Alzheimer's blood-based biomarker (BBM) tests using single biomarkers or ratios are well characterized, but head-to-head comparisons of multi-analyte algorithmic tests on shared cohorts are lacking. We compared a five-biomarker algorithmic immunoassay (LucentAD Complete) with an algorithmic immunoprecipitation mass-spectrometry (IP-MS) benchmark on a shared plasma cohort.
Symptomatic individuals (n = 192) with longitudinal samples from Alzheimer's Disease Neuroimaging Initiative (ADNI) were analyzed versus amyloid positron emission tomography (PET). Cross-sectional (n = 115) and longitudinal (n = 179; 12-year span) cohorts representing disease progression were used.
The immunoassay amyloid risk score demonstrated a 0.94 area under the curve (AUC) and 92%-93% accuracy, achieving performance parity with IP-MS metrics on shared samples. The two-cutoff design yielded an intermediate zone of 10.4%-12.8%.

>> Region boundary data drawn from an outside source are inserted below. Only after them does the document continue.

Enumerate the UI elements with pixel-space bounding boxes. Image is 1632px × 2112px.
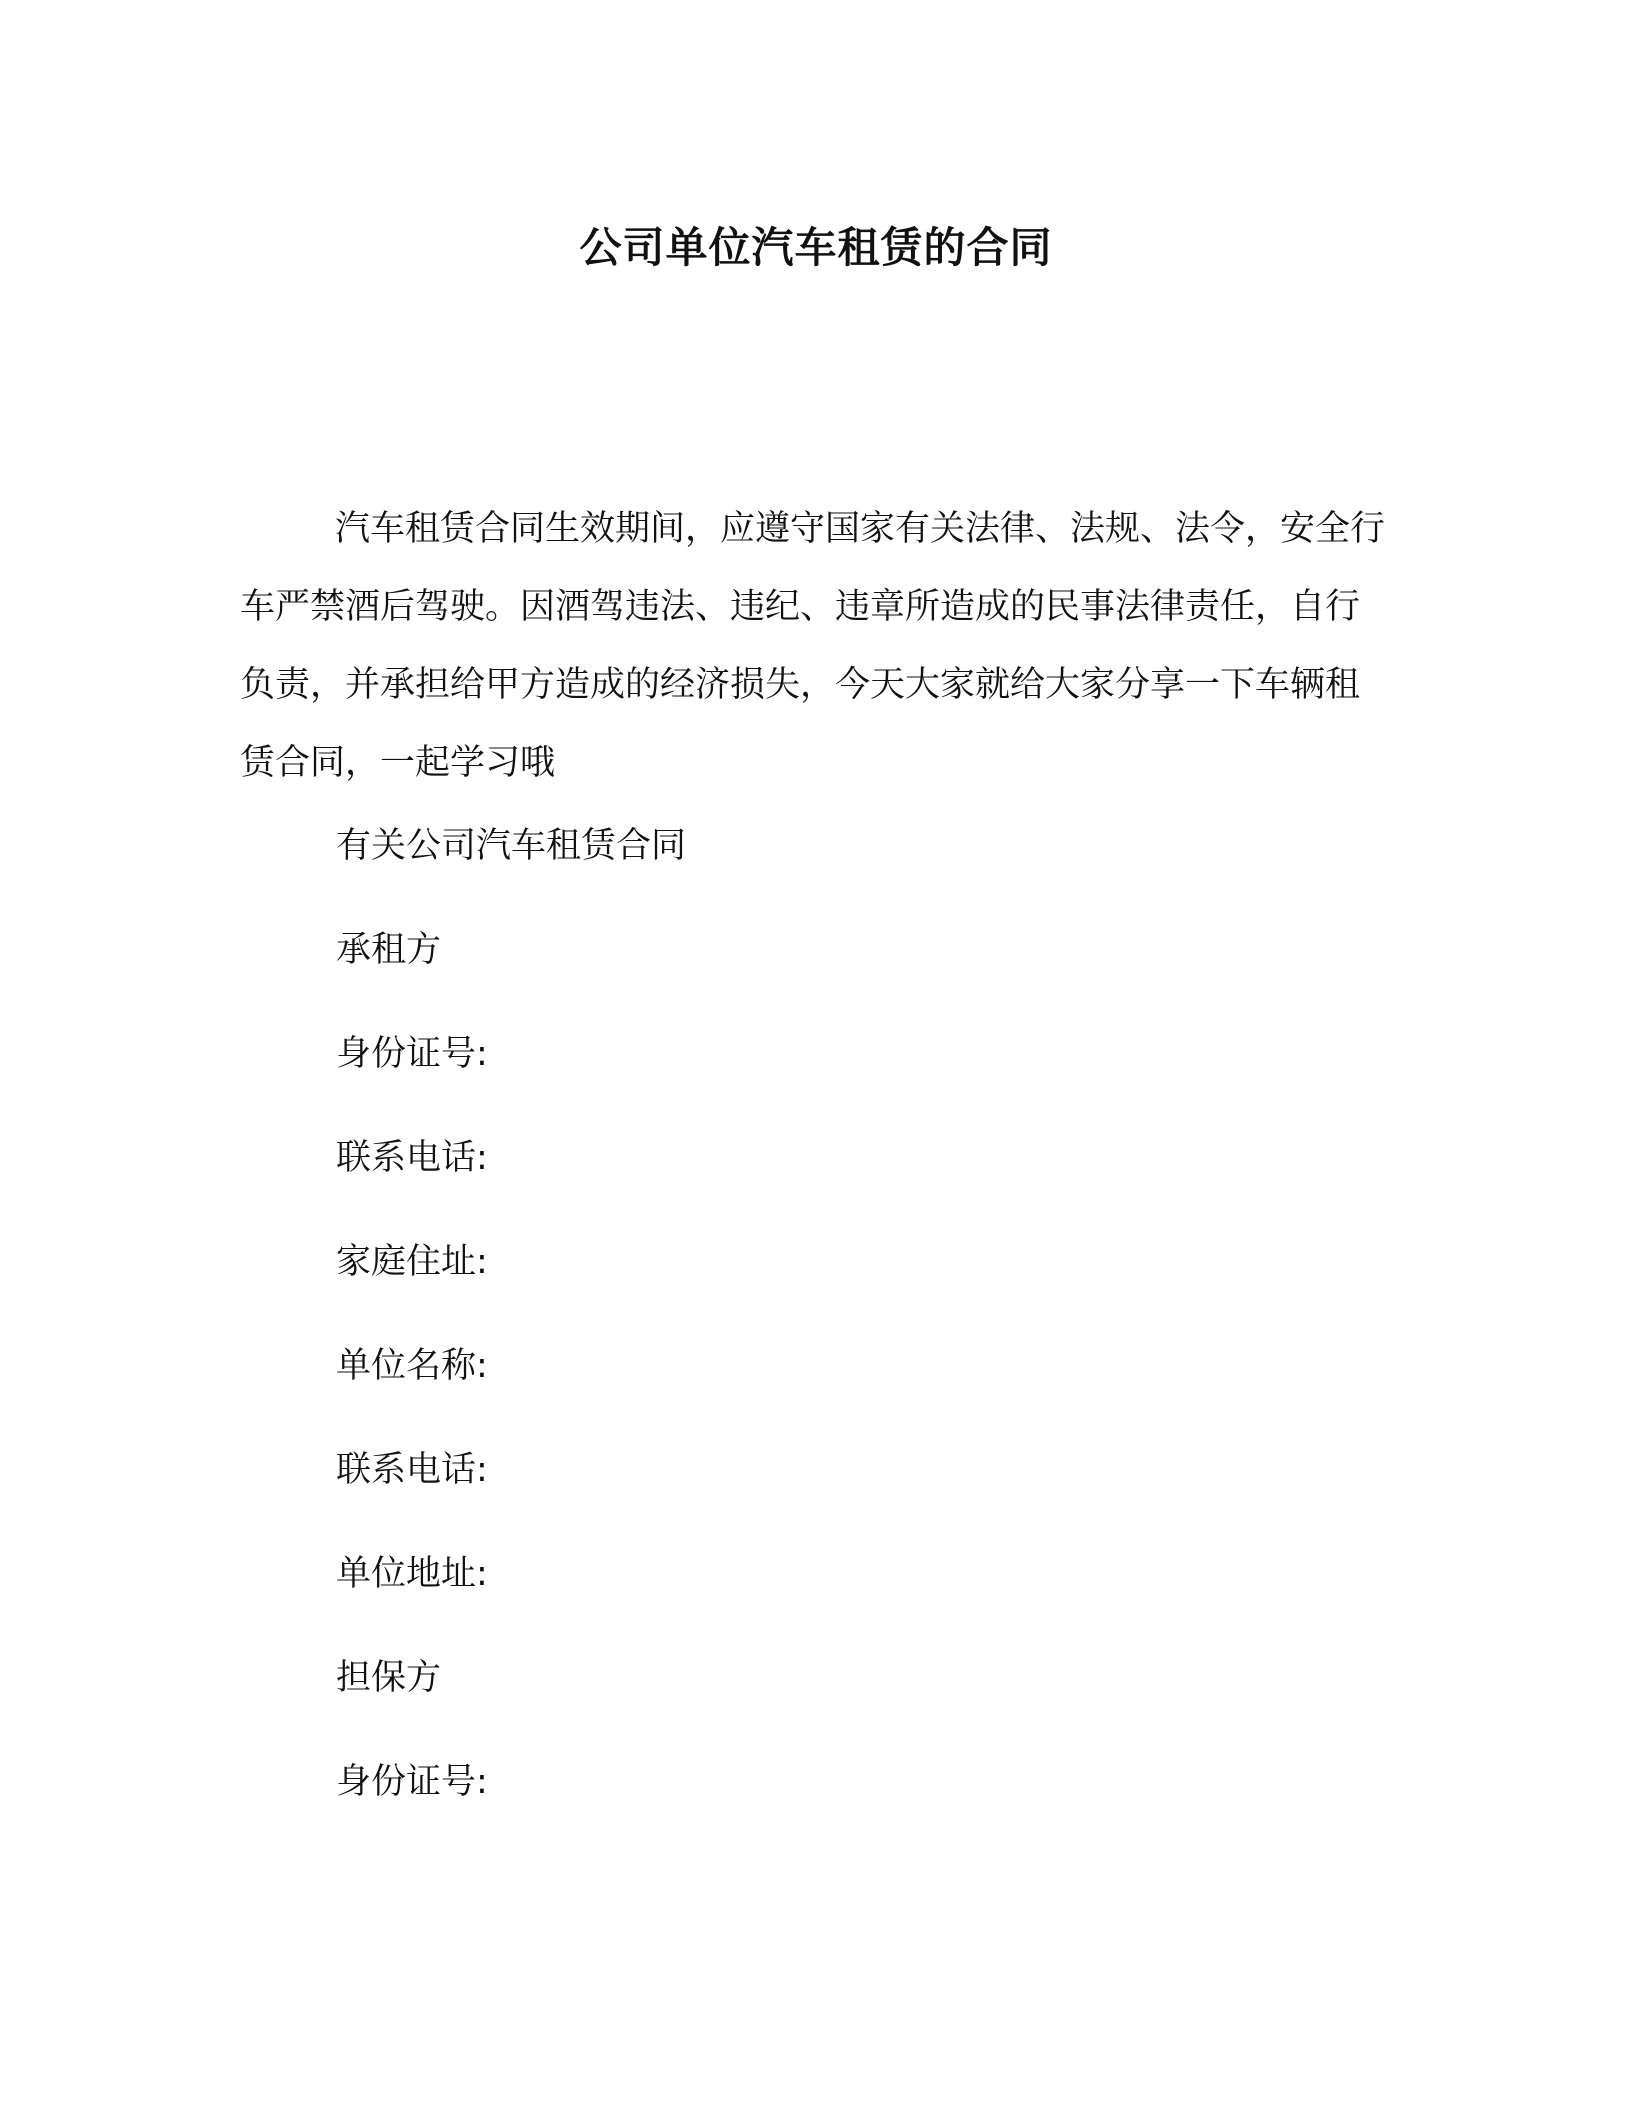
- lessee-heading: 承租方: [336, 930, 442, 970]
- lessee-home-address-label: 家庭住址:: [336, 1242, 488, 1282]
- lessee-id-number-label: 身份证号:: [336, 1034, 488, 1074]
- lessee-phone-label: 联系电话:: [336, 1138, 488, 1178]
- lessee-company-name-label: 单位名称:: [336, 1346, 488, 1386]
- intro-paragraph: 汽车租赁合同生效期间，应遵守国家有关法律、法规、法令，安全行车严禁酒后驾驶。因酒驾违法、违纪、违章所造成的民事法律责任，自行负责，并承担给甲方造成的经济损失，今天大家就给大家分享一下车辆租赁合同，一起学习哦: [240, 509, 1386, 783]
- document-title: 公司单位汽车租赁的合同: [579, 223, 1053, 272]
- contract-subtitle: 有关公司汽车租赁合同: [336, 826, 687, 866]
- lessee-company-address-label: 单位地址:: [336, 1554, 488, 1594]
- contract-field-list: [336, 820, 686, 1860]
- guarantor-heading: 担保方: [336, 1658, 442, 1698]
- lessee-company-phone-label: 联系电话:: [336, 1450, 488, 1490]
- guarantor-id-number-label: 身份证号:: [336, 1762, 488, 1802]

These results establish diagnostic parity between algorithmic immunoassay and algorithmic IP-MS assay. In addition, providing individual biomarker results alongside a validated risk score offers a more granular foundation for comprehensive management than amyloid status alone, supporting premium reimbursement for multi-analyte algorithmic BBMs in clinical practice.

PMID:
42434607
Bibliographic data and abstract were imported from PubMed on 11 Jul 2026.